Ainda segundo a pesquisa, os fatores que motivariam os respondentes a desenvolver sua carreira no Brasil são, respectivamente, novas oportunidades; cultura, clima e pessoas; ambiente de negócios; e salário e benefícios.

“Mais importante do que gerar oportunidades, é fazer com que elas sejam perceptíveis. E é isso que ocorre com o Brasil, que se destaca em meio aos países emergentes exatamente pela possibilidade de oferecer novas oportunidades para quem quer desenvolver sua carreira. Os resultados desta pesquisa mostram como os jovens talentos estão se preparando para o mundo do trabalho e o que eles esperam de seus futuros empregadores. Por isso, cabe às empresas oferecerem as melhores condições e aproveitarem da melhor maneira tudo o que estes futuros líderes têm para oferecer”, afirma Pedro Melo, presidente da KPMG no Brasil.

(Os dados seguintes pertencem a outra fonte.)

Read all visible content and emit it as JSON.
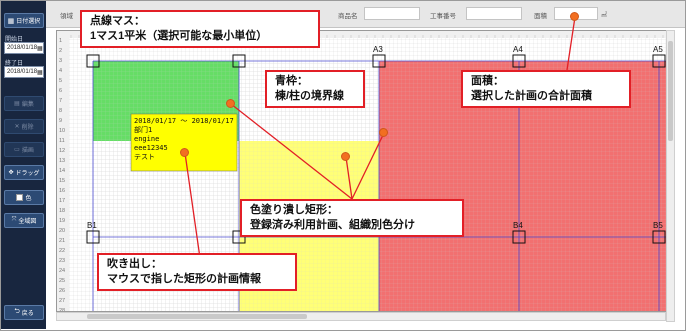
{
  "sidebar": {
    "date_select_button": "日付選択",
    "start_label": "開始日",
    "start_date": "2018/01/18",
    "end_label": "終了日",
    "end_date": "2018/01/18",
    "edit_button": "編集",
    "delete_button": "削除",
    "draw_button": "描画",
    "drag_button": "ドラッグ",
    "color_button": "色",
    "fullscreen_button": "全域図",
    "back_button": "戻る"
  },
  "header": {
    "area_label": "領域",
    "product_label": "商品名",
    "work_number_label": "工事番号",
    "area_size_label": "面積",
    "area_size_value": "",
    "area_unit": "㎡"
  },
  "grid": {
    "column_labels": [
      "A3",
      "A4",
      "A5"
    ],
    "row_labels": [
      "B1",
      "B4",
      "B5"
    ],
    "row_numbers": [
      "1",
      "2",
      "3",
      "4",
      "5",
      "6",
      "7",
      "8",
      "9",
      "10",
      "11",
      "12",
      "13",
      "14",
      "15",
      "16",
      "17",
      "18",
      "19",
      "20",
      "21",
      "22",
      "23",
      "24",
      "25",
      "26",
      "27",
      "28"
    ],
    "colors": {
      "green": "#66dd66",
      "yellow": "#ffff77",
      "red": "#f27070",
      "boundary": "#4a4acf",
      "grid": "#c8c8c8"
    }
  },
  "tooltip": {
    "lines": [
      "2018/01/17 ～ 2018/01/17",
      "部门1",
      "engine",
      "eee12345",
      "テスト"
    ],
    "background": "#ffff00"
  },
  "callouts": {
    "dotted_grid": {
      "line1": "点線マス：",
      "line2": "1マス1平米（選択可能な最小単位）"
    },
    "blue_frame": {
      "line1": "青枠：",
      "line2": "棟/柱の境界線"
    },
    "area": {
      "line1": "面積：",
      "line2": "選択した計画の合計面積"
    },
    "filled_rect": {
      "line1": "色塗り潰し矩形：",
      "line2": "登録済み利用計画、組織別色分け"
    },
    "balloon": {
      "line1": "吹き出し：",
      "line2": "マウスで指した矩形の計画情報"
    },
    "border_color": "#e21f26",
    "anchor_color": "#f26f21"
  }
}
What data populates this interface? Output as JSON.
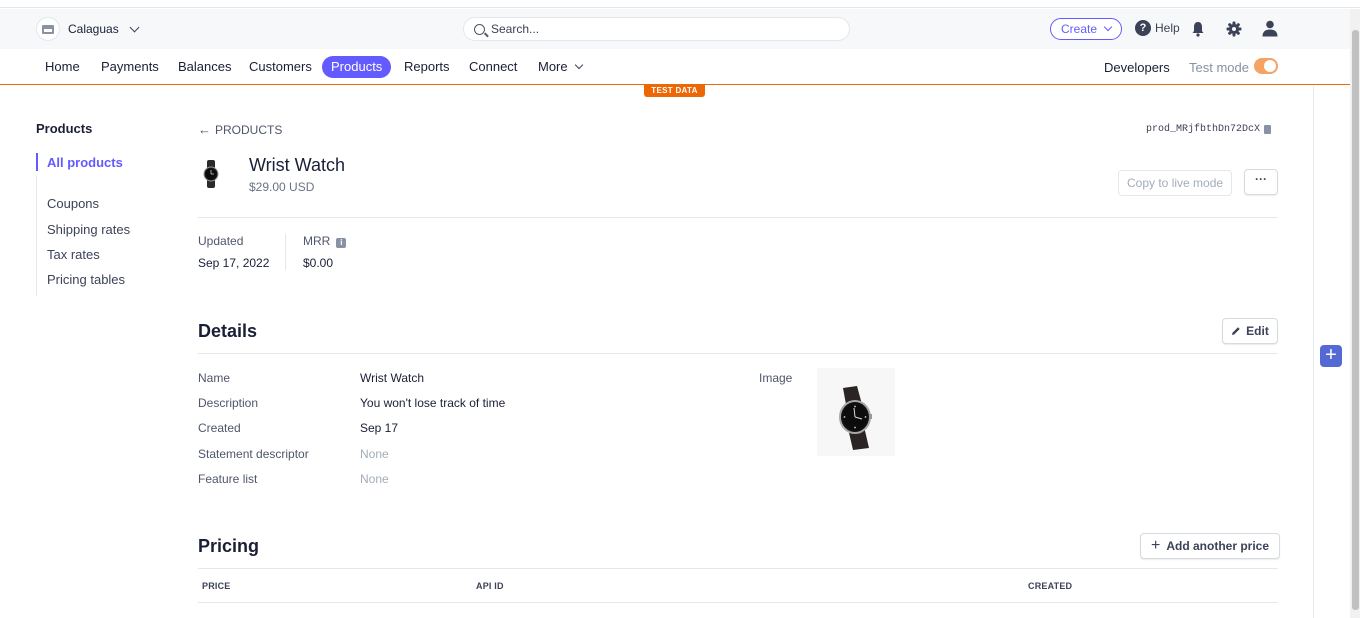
{
  "account": {
    "name": "Calaguas"
  },
  "search": {
    "placeholder": "Search..."
  },
  "topbar": {
    "create_label": "Create",
    "help_label": "Help"
  },
  "nav": {
    "items": [
      "Home",
      "Payments",
      "Balances",
      "Customers",
      "Products",
      "Reports",
      "Connect",
      "More"
    ],
    "active": "Products",
    "developers_label": "Developers",
    "test_mode_label": "Test mode"
  },
  "test_data_badge": "TEST DATA",
  "sidebar": {
    "title": "Products",
    "items": [
      {
        "label": "All products",
        "active": true
      },
      {
        "label": "Coupons"
      },
      {
        "label": "Shipping rates"
      },
      {
        "label": "Tax rates"
      },
      {
        "label": "Pricing tables"
      }
    ]
  },
  "product": {
    "back_label": "PRODUCTS",
    "id": "prod_MRjfbthDn72DcX",
    "name": "Wrist Watch",
    "price": "$29.00 USD",
    "copy_live_label": "Copy to live mode",
    "more_label": "···",
    "updated_label": "Updated",
    "updated_value": "Sep 17, 2022",
    "mrr_label": "MRR",
    "mrr_value": "$0.00"
  },
  "details": {
    "title": "Details",
    "edit_label": "Edit",
    "rows": [
      {
        "label": "Name",
        "value": "Wrist Watch"
      },
      {
        "label": "Description",
        "value": "You won't lose track of time"
      },
      {
        "label": "Created",
        "value": "Sep 17"
      },
      {
        "label": "Statement descriptor",
        "value": "None"
      },
      {
        "label": "Feature list",
        "value": "None"
      }
    ],
    "image_label": "Image"
  },
  "pricing": {
    "title": "Pricing",
    "add_label": "Add another price",
    "columns": [
      "PRICE",
      "API ID",
      "CREATED"
    ]
  },
  "colors": {
    "accent": "#635bff",
    "test_orange": "#ed6704"
  }
}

A pesquisa também aponta que apenas 21% dos respondentes afirmam que é provável trabalhar na mesma empresa ao longo de toda a carreira, enquanto 35% indicaram que esta possibilidade é bem pequena. Além disso, 84% dos participantes disseram que estão preparados para mudar de país regularmente para encontrar o emprego certo.

Cris Bonini, diretora de Gestão de Pessoas, Performance e Cultura da KPMG no Brasil, afirma que “a competição por talentos está se intensificando e é crucial que os empregadores entendam quais são os objetivos que profissionais que estão entrando no mercado de trabalho têm para toda a sua carreira, e não apenas para os primeiros anos de atividade”.

 

Post publicado no Portal Administradores pela Redação.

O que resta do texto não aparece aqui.